Because we have the expressions for \(z^{[2]}\), SymPy would correctly work out which terms are zero and still produce the right answer:
# Compute dB2 via the chain rule helper function
dB2_alt = dz2_chain_rule_ufunc(B2)
display(Markdown(matrix_to_markdown(dB2_alt)))
test_eq(dB2_alt, dB2)
$$\begin{bmatrix} \frac{\partial}{\partial {z^{[2]}}_{1,1}} \mathcal{L}{\left(y,\hat{y} \right)} & \frac{\partial}{\partial {z^{[2]}}_{1,2}} \mathcal{L}{\left(y,\hat{y} \right)} & \frac{\partial}{\partial {z^{[2]}}_{1,3}} \mathcal{L}{\left(y,\hat{y} \right)} & \frac{\partial}{\partial {z^{[2]}}_{1,4}} \mathcal{L}{\left(y,\hat{y} \right)}\\ \frac{\partial}{\partial {z^{[2]}}_{2,1}} \mathcal{L}{\left(y,\hat{y} \right)} & \frac{\partial}{\partial {z^{[2]}}_{2,2}} \mathcal{L}{\left(y,\hat{y} \right)} & \frac{\partial}{\partial {z^{[2]}}_{2,3}} \mathcal{L}{\left(y,\hat{y} \right)} & \frac{\partial}{\partial {z^{[2]}}_{2,4}} \mathcal{L}{\left(y,\hat{y} \right)}\\ \frac{\partial}{\partial {z^{[2]}}_{3,1}} \mathcal{L}{\left(y,\hat{y} \right)} & \frac{\partial}{\partial {z^{[2]}}_{3,2}} \mathcal{L}{\left(y,\hat{y} \right)} & \frac{\partial}{\partial {z^{[2]}}_{3,3}} \mathcal{L}{\left(y,\hat{y} \right)} & \frac{\partial}{\partial {z^{[2]}}_{3,4}} \mathcal{L}{\left(y,\hat{y} \right)}\\ \frac{\partial}{\partial {z^{[2]}}_{4,1}} \mathcal{L}{\left(y,\hat{y} \right)} & \frac{\partial}{\partial {z^{[2]}}_{4,2}} \mathcal{L}{\left(y,\hat{y} \right)} & \frac{\partial}{\partial {z^{[2]}}_{4,3}} \mathcal{L}{\left(y,\hat{y} \right)} & \frac{\partial}{\partial {z^{[2]}}_{4,4}} \mathcal{L}{\left(y,\hat{y} \right)}\end{bmatrix} $$
Final Reflections and Admissions ๐
This exploration started for me when in the midst of the Convolutional Neural Networks course on Coursera, I tried to derive the backprop equations for convolutions by hand. I did it, but it involved lots of this kind of writing in my notebook:
Apart from the obvious tedium, there was another downside: the patterns behind these equations didn’t jump out at me. With the one above, it only took a little reflection to see that this looks like a convolution between \(\frac{\partial \mathcal{L}}{\partial z^{[2]}}\) and \(a^{[1]}\). But in the working out of \(\frac{\partial \mathcal{L}}{\partial a^{[1]}}\), I could tell there was a pattern but couldn’t identify it on my own.So I read a few excellent convolution backprop explainer articles like this one and this one, and then of course it clicked. But if I’m being honest, I don’t know that I would ever have worked out
$$ \frac{\partial \mathcal{L}}{\partial a^{[1]}} = \frac{\partial \mathcal{L}}{\partial z^{[2]}} *_{full} rotate180(W^{[2]}) $$
on my own (admission number 1).
That truth, and my certainty that I’m a better coder than a mathematician, got me wondering whether I could write code to automate generating some of these expressions. I thought that if I didn’t have to do the work to write out the equations by hand, I could look at a bigger sample of them, and that would help me grasp patterns more intuitively.

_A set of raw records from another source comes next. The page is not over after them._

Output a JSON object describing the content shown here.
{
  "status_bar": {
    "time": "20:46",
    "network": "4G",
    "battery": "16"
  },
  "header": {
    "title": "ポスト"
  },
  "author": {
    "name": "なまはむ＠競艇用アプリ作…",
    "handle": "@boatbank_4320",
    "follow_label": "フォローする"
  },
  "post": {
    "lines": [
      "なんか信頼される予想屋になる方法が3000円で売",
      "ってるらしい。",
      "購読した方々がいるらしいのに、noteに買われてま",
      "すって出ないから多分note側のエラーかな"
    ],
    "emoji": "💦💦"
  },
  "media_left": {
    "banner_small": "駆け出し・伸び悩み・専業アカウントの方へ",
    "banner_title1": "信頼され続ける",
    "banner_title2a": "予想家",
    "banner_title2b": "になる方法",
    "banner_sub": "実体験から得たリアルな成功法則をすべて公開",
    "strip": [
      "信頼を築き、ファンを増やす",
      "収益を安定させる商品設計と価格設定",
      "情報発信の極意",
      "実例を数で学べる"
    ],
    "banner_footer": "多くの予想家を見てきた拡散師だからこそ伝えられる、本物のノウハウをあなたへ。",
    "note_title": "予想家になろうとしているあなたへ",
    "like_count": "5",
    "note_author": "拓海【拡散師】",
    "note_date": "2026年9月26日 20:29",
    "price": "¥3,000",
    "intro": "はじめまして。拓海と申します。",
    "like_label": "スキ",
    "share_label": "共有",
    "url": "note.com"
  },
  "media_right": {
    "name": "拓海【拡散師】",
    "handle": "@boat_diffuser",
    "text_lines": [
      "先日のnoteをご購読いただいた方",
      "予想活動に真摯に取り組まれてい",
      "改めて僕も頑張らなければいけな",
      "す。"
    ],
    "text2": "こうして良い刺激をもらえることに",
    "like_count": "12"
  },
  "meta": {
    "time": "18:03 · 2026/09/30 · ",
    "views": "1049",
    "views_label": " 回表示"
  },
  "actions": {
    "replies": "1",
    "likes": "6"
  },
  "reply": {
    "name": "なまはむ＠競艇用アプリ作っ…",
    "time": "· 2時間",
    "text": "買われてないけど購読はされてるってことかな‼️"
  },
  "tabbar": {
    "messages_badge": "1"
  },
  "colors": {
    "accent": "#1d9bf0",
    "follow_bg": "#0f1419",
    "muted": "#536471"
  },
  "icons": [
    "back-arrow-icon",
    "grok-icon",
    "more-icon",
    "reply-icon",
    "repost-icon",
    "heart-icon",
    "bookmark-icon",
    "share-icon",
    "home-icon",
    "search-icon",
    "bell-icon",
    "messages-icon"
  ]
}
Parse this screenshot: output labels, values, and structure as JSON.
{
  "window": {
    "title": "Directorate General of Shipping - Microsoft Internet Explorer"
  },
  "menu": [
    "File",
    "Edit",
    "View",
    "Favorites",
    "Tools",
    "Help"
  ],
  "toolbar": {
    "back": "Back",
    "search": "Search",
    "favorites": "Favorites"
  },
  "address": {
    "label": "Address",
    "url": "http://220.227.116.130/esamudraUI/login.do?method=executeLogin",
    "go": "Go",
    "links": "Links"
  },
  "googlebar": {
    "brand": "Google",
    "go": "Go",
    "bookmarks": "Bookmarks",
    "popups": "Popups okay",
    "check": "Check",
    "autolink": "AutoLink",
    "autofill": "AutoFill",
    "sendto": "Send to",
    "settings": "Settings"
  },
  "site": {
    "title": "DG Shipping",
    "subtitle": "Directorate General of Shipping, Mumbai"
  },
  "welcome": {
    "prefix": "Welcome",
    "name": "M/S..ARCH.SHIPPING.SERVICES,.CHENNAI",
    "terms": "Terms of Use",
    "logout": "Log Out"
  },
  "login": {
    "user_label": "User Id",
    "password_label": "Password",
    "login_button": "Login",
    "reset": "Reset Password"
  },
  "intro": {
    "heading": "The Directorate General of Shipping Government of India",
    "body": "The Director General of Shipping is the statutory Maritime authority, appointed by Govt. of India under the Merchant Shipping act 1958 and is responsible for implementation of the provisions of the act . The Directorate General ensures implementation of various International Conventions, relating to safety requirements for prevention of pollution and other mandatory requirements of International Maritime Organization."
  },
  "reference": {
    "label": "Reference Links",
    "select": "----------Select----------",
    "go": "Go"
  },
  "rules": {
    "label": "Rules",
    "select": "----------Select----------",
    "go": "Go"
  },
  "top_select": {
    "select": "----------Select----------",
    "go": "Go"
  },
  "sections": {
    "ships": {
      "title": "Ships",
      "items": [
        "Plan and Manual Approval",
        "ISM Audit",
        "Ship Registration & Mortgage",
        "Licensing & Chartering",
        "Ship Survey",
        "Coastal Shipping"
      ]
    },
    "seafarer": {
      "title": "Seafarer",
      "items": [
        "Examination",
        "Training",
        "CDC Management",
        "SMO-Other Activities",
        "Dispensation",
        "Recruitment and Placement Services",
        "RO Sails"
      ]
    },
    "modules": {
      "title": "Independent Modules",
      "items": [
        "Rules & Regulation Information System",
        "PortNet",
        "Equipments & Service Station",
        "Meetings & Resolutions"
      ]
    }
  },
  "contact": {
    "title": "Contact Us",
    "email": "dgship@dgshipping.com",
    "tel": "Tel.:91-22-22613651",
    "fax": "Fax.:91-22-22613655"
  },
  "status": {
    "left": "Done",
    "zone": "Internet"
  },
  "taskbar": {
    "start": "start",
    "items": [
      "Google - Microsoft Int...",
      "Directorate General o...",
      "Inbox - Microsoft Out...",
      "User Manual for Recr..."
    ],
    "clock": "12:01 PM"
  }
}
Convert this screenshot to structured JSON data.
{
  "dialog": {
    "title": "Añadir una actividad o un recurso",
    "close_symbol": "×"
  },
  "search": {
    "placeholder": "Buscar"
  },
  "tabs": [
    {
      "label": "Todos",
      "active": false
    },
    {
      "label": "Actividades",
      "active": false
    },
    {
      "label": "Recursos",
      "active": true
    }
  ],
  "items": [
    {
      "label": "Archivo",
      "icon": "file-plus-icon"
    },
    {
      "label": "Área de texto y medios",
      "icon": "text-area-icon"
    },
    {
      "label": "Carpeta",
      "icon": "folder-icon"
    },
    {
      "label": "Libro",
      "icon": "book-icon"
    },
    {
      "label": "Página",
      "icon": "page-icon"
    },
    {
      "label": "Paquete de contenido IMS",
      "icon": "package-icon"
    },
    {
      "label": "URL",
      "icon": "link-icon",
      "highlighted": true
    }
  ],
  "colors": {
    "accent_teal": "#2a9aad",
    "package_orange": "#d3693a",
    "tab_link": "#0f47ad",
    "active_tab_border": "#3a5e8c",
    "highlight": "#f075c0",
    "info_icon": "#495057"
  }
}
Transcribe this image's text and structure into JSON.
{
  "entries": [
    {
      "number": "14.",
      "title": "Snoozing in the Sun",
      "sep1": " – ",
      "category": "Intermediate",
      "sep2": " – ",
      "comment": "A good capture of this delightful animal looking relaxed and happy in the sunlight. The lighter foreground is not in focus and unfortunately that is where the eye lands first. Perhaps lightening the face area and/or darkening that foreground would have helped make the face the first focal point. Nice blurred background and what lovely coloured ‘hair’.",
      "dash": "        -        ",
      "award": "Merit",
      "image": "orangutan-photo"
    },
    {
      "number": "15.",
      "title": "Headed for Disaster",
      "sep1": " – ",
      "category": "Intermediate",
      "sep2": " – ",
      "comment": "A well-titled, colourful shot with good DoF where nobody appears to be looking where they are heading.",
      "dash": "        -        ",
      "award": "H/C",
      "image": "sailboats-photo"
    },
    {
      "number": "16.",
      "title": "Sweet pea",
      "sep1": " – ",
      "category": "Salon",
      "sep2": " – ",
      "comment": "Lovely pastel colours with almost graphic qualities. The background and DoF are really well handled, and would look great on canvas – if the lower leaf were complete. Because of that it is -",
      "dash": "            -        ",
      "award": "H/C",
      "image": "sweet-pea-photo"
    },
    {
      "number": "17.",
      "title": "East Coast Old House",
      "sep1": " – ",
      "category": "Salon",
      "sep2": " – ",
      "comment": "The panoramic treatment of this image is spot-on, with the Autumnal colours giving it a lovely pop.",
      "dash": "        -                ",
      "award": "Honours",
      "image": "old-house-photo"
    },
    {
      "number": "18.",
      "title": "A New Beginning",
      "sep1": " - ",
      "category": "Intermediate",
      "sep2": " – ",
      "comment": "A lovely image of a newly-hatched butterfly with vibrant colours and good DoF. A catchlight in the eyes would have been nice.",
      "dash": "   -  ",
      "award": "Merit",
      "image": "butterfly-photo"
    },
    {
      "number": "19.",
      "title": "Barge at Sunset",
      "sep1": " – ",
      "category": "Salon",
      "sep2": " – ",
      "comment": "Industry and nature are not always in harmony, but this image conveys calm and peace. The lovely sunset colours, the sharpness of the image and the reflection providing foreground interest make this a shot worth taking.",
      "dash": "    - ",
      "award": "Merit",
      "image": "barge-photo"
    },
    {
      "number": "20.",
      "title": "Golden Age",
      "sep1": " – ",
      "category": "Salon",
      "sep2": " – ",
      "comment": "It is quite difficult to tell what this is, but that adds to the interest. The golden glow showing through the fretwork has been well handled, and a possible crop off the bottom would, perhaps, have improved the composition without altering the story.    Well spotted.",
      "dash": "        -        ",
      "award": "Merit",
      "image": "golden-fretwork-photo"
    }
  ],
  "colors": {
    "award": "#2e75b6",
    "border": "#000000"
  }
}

This led to the following progression:
- I started by writing code to generate \(\LaTeX\) expressions, based on the patterns I’d worked out by doing the calculus by hand.
- Realizing the calculus itself was relatively straightforward, I wondered if I could implement that in code.
- (Admission number 2): I put a few days effort into writing my own, tiny symbolic framework. It could do basic arithmetic simplification, could take the derivative of variable or constant with respect to a variable, and could do the sum and product rules of calculus. Much as I knew then and know now that this was a waste of time, it’s kind of amazing how far I got with just that. It actually kind of worked.
- But realizing that there were endless ways my silly symbolic framework would fail to simplify expressions, I prudently gave up and switched to SymPy.
I am really happy with the way this turned out. Besides teaching myself how backprop works in CNNs more deeply than I ever intended to, I’m hopeful that what I did here will prove to be a reusable learning tool. I’ve got a lot more ML to learn, I’m going to want to go as deep into the math as I can, and I’m optimistic that SymPy and code I wrote here will help me do that.
And of course, I hope others get benefit from this too.